Takich przeżyć spragniona była także młodzież z Gimnazjum
im. ks. Jana Długosza we Włocławku. Intensywna praca naukowa w ciągu
roku szkolnego domagała się ukoronowania intensywnym i ubogacającym
wypoczynkiem, który uwzględniał przede wszystkim dziękczynienie Bogu
za łaskę wznowienia pracy dydaktycznej w szkole katolickiej o bogatych
tradycjach. Toteż grupa uczniów pod duszpasterską opieką pedagoga
szkolnego i dwóch innych kapłanów odbyła pielgrzymkę do sanktuariów
w Andechs, Wessobrunn (Niemcy), La Salette i Lourdes (Francja). Pierwsze
z nich to klasztor, w którym urodziła się św. Jadwiga, znany również
z wyrobu najwspanialszego piwa. Drugie sanktuarium, najmniej znane,
położone u podnóża Alp mieści w sobie obraz Matki Bożej Pięknej Miłości.
Powstałe ku jego czci bractwo liczyło u szczytu swego rozwoju kilkaset
tysięcy członków, w tym wielu z zacnych rodów. Miejsce znane jest
ponadto z kompleksu klasztornego, który promieniował na obecne tereny
Austrii i Włoch, oraz z najstarszego tekstu napisanego w języku niemieckim
- Wessobrunner Gebet.
Aby przypomnieć treść Ewangelii i oznajmić swoją wolę
za pośrednictwem Matki Najświętszej, Bóg wybrał miejsca górzyste
i bardzo skromne. Pośród spiczastych szczytów Alp młodzież zapoznała
się z orędziem Płaczącej Pani z La Salette, która przypomniała o
konieczności uświęcenia niedzieli i o drugim przykazaniu, aby nie
wypowiadać imienia Boga w sposób bezmyślny albo wulgarny. Ponadto
Długoszacy usłyszeli wezwanie, aby zachowali "swój styl", tj: pełen
chrześcijańskiej prostoty sposób postępowania, w którym sprawy doczesne
przepełnione są świadomością bliskości Boga i wdzięcznością wobec
Bożego Miłosierdzia.
Nieco łagodniejsze, a przez to łatwiejsze do zdobycia
były, otaczające Lourdes, Pireneje ze szczytem Pic du Jer, z którego
młodzież mogła rzucić przelotne spojrzenie na Hiszpanię. Bardziej
wymowny od gór jest jednak w Lourdes symbol wody. 25 lutego 1858
r. Matka Boża powiedziała tu do Bernadetty, a przez nią do każdego
z nas: "Idź napić się ze źródła i obmyć się w nim". Czysta źródlana
woda przypomina o utraconej z powodu grzechu nadprzyrodzonej łasce
chrztu świętego i o konieczności odzyskania jej przez pokutę. Obok
uzdrowień fizycznych dokonują się w Lourdes uzdrowienia duchowe -
głównie dzięki modlitwie i obmyciu dusz z grzechu w sakramencie pojednania.

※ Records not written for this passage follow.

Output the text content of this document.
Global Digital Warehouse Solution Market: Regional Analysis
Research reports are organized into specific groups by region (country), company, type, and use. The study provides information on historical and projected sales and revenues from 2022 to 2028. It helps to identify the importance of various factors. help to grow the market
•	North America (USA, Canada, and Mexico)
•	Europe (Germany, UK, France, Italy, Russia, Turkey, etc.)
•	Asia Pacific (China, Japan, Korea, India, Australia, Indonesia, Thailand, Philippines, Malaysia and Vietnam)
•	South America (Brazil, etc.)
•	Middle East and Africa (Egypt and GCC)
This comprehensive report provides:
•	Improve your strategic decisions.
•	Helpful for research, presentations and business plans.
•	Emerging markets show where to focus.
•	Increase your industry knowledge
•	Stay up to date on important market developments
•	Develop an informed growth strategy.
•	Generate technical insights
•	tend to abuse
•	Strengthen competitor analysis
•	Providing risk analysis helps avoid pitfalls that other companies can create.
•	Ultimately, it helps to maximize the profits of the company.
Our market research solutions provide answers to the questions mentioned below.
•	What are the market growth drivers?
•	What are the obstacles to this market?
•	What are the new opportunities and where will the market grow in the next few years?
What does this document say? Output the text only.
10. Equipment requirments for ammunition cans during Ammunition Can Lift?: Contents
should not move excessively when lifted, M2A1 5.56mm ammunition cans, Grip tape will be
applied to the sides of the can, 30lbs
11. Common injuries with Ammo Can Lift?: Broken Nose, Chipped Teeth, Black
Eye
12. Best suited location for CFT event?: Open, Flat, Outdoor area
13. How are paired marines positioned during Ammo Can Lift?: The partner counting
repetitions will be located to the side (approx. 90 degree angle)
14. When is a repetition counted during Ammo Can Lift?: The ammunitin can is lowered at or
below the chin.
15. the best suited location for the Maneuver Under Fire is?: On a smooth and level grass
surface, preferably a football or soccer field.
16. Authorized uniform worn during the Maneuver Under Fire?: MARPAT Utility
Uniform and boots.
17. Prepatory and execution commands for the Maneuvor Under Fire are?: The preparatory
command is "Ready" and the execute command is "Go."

Objawiając się jako Niepokalane Poczęcie, Matka Boża obiecała wiele
łask tym, którzy przybędą z pielgrzymką do Lourdes, i będą odmawiać
Różaniec.
Chociaż Bóg wybiera szczególne miejsca, w których pragnie
odbierać cześć i uwielbienie, cały świat jest Jego świątynią. Młodzież
miała więc możliwość adorowania Stwórcy poprzez kąpiel w uroczym,
włoskim jeziorze La Garda, w słonych wodach Oceanu Atlantyckiego
czy mineralnych źródłach Schwarzwaldu w okolicy Baden Baden. Kto
miał możliwość znalezienia się w tak pięknych miejscach ziemi i posiada
odrobinę wrażliwości na piękno Bożego stworzenia, potrafi wraz z
prorokiem szczerze wołać: "Błogosławcie Pana deszcze i rosy, dnie
i noce, błyskawice i chmury, góry, morza i rzeki. Wszystko, co żyje,
niech chwali Pana" (por. Dn 3, 57-88). Pomocą w uwielbieniu Boga
była dla młodzieży codzienna Eucharystia, celebrowana o świcie bądź
to ze wspólnotami zakonnymi sióstr karmelitanek, benedyktynek czy
księży orionistów, bądź też z charyzmatyczną Wspólnotą Błogosławieństw.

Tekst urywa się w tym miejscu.